Kontroller için şu söylenebilir. Bir Jedi Şövalyesini kontrol etmeyi öğrenmek en fazla bir saatinizi alır. Zaten Jedi olmak için oyunun sanki silahları tanıtmak için konulmuş olan ilk üç bölümünü geçmeniz icap ediyor. Bu bölümler ilginç bir ironiye sahip çünkü sözü geçen ilk üç bölümden sonra ışın kılıcınızı alıyorsunuz ve açıkçası diğer silahlar tüm o animasyonlarına rağmen artık hiç de cazip gelmiyorlar ve bölüm sonuna kadar birkaç istisnai durum hariç hep ışın kılıcınızı kullanıyorsunuz. Jedi güçlerinizi aldıktan sonra özel güçlerinizi kullanmak için bazı kısa yol tuşları mevcut. Belki o süre zarfı içinde bu kısa yol tuşlarına alışmak biraz karmaşık gelebilir. Ama bunu da “f” tuşuna en çok kullandığınız gücü atayarak halledebilirsiniz. Ayrıca oyunda bir çok farklı puzzle var. Hepsi aslında kapının öbür tarafına geçmekle ilgili ve bazen ciddi şekilde uğraştırabiliyorlar. Eğer bir kapıyı açacak doğru yolu bulamaz ya da benzeri bir şey olursa hemen bilgisayarın başından kalkın. Bir süre sonra sakin kafayla oturduğunuzda emin olun çözüme daha çabuk ulaşacaksınız. Aksi takdirde benim gibi yüksek sesle küfür edip alt komşunuzla mahalle kavgası edersiniz 🙂
Atmosfer için ise tek söylenebilecek şey var o da kusursuz. Bu oyunu aldığımdan beri duyu organlarımın tamamı beni bu oyun için terk etti. Yalnızca bu oyunun başındayken işlevselliklerini sergiliyorlar. Elimde oynanmayı bekleyen Heroes 4 var ama inanın benim için tamamiyle arka planda kaldı. Yani Heroes 4 ile atmosfer açısından yarış eden bir oyunun meziyetleri oldukça aşmıştır benim açımdan. Tüm o özel Jedi güçleri, ışın kılıcınızın etrafı gece mavisinde parlatması, bunların hepsi kendinizi bir Jedi gibi hissetmenizi sağlıyor ve inanın sadece bu tecrübeyi yaşamak için bile bu oyun alınır. Ayrıca söylemeden geçemeyeceğim, ışın kılıcınızı almak için Jedi ların tapınağında Luke Skywalker’ ı ziyaret ediyorsunuz. Ben bu tanıdık simayı sanki kırk yıllık dostummuş gibi görünce inanılmaz sevindim ve resmen duygulandım. Bu tür detaylarda oyunu sağlamlaştıran unsurlar arasında. Hatta bir bölümde de Luke Skywalker ile… Pardon sustum.

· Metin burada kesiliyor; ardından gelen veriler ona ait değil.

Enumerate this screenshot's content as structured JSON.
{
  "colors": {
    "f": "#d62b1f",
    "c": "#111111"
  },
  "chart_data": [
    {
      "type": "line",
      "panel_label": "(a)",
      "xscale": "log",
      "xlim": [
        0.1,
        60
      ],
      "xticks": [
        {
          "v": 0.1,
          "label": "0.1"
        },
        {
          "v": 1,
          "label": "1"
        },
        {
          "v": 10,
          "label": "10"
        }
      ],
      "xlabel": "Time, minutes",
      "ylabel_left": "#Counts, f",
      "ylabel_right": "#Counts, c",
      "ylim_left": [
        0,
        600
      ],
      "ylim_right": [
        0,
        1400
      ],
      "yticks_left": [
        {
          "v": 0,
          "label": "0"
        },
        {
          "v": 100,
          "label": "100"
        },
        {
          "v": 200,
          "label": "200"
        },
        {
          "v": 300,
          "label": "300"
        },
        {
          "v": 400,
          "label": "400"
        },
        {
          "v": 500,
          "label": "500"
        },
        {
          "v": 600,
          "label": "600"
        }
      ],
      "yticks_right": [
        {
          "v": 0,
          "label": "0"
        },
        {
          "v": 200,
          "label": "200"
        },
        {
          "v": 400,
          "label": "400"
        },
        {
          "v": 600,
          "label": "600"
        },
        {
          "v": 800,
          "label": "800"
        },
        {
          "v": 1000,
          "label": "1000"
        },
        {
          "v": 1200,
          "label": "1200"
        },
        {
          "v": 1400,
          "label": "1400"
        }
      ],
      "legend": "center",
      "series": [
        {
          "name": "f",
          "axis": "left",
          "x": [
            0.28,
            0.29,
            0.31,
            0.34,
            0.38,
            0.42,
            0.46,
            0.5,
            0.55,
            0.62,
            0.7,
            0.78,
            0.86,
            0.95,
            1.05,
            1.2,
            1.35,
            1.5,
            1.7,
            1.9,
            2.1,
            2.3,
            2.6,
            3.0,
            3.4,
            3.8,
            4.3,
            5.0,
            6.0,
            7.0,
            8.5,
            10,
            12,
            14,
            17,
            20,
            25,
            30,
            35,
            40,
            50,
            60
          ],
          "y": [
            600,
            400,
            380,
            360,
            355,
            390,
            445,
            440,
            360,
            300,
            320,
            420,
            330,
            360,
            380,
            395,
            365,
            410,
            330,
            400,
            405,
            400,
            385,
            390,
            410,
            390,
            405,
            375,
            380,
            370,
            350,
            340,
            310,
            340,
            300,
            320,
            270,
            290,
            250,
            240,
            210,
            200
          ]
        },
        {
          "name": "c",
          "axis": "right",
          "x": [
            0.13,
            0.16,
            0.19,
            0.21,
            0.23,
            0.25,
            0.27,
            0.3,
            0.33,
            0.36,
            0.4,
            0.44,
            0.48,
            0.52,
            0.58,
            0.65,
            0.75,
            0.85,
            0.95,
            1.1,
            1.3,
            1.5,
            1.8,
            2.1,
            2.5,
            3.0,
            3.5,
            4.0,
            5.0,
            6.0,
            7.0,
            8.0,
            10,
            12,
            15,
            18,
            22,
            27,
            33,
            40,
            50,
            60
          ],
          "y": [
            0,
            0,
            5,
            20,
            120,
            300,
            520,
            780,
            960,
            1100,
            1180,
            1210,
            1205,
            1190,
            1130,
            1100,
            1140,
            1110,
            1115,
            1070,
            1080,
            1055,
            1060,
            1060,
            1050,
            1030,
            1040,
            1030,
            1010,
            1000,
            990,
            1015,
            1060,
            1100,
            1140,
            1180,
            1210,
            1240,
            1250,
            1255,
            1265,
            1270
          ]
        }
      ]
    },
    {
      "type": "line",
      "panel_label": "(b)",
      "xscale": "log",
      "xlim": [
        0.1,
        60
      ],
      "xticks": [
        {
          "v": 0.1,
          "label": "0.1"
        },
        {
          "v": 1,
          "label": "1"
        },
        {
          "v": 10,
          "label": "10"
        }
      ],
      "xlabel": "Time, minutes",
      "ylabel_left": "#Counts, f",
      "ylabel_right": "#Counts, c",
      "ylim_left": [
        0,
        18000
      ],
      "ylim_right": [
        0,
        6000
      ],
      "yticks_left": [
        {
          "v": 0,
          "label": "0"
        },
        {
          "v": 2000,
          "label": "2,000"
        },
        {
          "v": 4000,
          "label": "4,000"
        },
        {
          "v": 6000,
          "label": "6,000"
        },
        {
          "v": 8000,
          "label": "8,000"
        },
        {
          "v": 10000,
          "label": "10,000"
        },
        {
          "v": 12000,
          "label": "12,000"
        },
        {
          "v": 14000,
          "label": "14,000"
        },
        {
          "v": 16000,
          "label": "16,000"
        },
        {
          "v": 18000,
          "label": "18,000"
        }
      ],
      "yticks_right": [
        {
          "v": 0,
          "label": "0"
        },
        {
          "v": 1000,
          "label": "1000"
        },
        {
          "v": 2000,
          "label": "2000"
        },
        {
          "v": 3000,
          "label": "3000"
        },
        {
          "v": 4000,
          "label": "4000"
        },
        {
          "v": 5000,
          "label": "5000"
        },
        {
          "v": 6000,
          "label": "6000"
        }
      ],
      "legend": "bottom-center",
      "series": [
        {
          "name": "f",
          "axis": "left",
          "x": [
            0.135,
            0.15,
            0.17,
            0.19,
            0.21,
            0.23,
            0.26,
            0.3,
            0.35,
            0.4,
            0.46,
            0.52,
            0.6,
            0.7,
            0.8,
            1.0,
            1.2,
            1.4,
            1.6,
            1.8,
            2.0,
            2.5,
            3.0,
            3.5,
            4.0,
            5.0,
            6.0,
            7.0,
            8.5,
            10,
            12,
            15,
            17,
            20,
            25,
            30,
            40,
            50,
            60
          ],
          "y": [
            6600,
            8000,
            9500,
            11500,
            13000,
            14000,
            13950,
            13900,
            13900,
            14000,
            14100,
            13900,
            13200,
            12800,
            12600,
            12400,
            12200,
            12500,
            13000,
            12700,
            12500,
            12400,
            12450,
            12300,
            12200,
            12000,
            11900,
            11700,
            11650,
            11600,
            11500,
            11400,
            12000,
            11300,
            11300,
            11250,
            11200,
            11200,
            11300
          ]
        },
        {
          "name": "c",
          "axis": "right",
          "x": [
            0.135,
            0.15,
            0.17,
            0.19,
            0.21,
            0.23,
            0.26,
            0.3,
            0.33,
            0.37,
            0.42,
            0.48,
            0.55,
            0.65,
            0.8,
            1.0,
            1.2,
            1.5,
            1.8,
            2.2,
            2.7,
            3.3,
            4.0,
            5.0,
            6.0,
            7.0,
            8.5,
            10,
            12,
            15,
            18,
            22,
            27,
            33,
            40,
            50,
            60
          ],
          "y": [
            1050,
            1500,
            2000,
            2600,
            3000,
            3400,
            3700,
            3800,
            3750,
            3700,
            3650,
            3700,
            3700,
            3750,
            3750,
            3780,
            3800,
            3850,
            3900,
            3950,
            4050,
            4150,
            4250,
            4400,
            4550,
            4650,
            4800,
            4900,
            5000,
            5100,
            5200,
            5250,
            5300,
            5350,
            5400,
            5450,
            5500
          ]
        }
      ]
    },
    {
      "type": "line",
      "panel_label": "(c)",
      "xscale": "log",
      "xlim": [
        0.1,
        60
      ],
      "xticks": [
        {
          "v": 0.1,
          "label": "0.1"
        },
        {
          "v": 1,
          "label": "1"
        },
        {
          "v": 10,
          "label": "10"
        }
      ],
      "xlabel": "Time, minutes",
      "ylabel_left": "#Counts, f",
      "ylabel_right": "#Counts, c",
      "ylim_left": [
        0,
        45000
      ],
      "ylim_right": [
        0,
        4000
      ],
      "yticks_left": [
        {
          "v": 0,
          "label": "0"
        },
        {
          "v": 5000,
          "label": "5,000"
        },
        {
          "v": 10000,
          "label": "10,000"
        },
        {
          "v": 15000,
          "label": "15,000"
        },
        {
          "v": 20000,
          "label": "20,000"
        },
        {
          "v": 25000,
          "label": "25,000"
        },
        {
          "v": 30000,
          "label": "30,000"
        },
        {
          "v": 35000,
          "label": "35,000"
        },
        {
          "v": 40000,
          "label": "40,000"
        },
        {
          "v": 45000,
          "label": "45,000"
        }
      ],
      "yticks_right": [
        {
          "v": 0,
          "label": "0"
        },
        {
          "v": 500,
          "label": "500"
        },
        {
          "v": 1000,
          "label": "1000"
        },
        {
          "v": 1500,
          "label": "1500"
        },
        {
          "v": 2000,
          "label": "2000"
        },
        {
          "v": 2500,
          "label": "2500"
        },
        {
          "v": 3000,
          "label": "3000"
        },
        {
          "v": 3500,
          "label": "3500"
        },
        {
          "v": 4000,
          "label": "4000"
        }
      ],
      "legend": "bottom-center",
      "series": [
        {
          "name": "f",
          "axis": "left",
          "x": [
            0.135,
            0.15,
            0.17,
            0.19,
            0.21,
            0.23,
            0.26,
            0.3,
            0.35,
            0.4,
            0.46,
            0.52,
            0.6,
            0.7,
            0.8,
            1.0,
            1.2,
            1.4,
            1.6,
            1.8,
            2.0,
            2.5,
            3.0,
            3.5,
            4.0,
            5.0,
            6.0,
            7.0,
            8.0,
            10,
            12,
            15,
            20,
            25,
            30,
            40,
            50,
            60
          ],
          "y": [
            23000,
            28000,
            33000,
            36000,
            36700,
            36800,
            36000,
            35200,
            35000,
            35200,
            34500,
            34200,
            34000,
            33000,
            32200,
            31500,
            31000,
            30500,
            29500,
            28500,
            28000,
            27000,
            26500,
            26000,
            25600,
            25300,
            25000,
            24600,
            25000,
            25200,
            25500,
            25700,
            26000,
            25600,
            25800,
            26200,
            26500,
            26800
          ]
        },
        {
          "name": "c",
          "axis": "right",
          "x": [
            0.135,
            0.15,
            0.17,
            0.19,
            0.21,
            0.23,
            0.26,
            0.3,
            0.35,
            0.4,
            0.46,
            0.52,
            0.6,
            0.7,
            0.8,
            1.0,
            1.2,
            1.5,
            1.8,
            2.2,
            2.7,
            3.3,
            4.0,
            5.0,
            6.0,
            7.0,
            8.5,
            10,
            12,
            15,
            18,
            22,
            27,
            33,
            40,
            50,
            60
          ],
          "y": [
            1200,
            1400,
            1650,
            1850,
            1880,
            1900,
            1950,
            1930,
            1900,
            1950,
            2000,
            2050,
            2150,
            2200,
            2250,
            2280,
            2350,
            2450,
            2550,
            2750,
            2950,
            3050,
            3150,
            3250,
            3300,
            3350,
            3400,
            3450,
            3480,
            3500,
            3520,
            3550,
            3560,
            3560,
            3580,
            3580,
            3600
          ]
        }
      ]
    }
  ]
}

Özetlemek gerekirse ST:J2O bu sene çıkan ve tahminen de çıkabilecek en iyi 3 FPS den biri. Bazen çıldırtan ama çözümü aslında yanı başınızda duran bilmeceleri haricinde çok güzel bir oyun. Tüm Star Wars fanatikleri zaten alacaklardır fakat Star Wars evrenini sevmeyenler içinde bana kalırsa zevkle oynanabilecek tarzda bir oyun. Bu arada Star Wars: Episode 2 filminin çıkmasına az bir zaman kaldı ama oyunları ile ilgili ciddi bir haber dolaşmadı etrafta. Biz sizler için bunu araştırıyoruz fakat bu pek hayra alamet değil sanıyorum ki.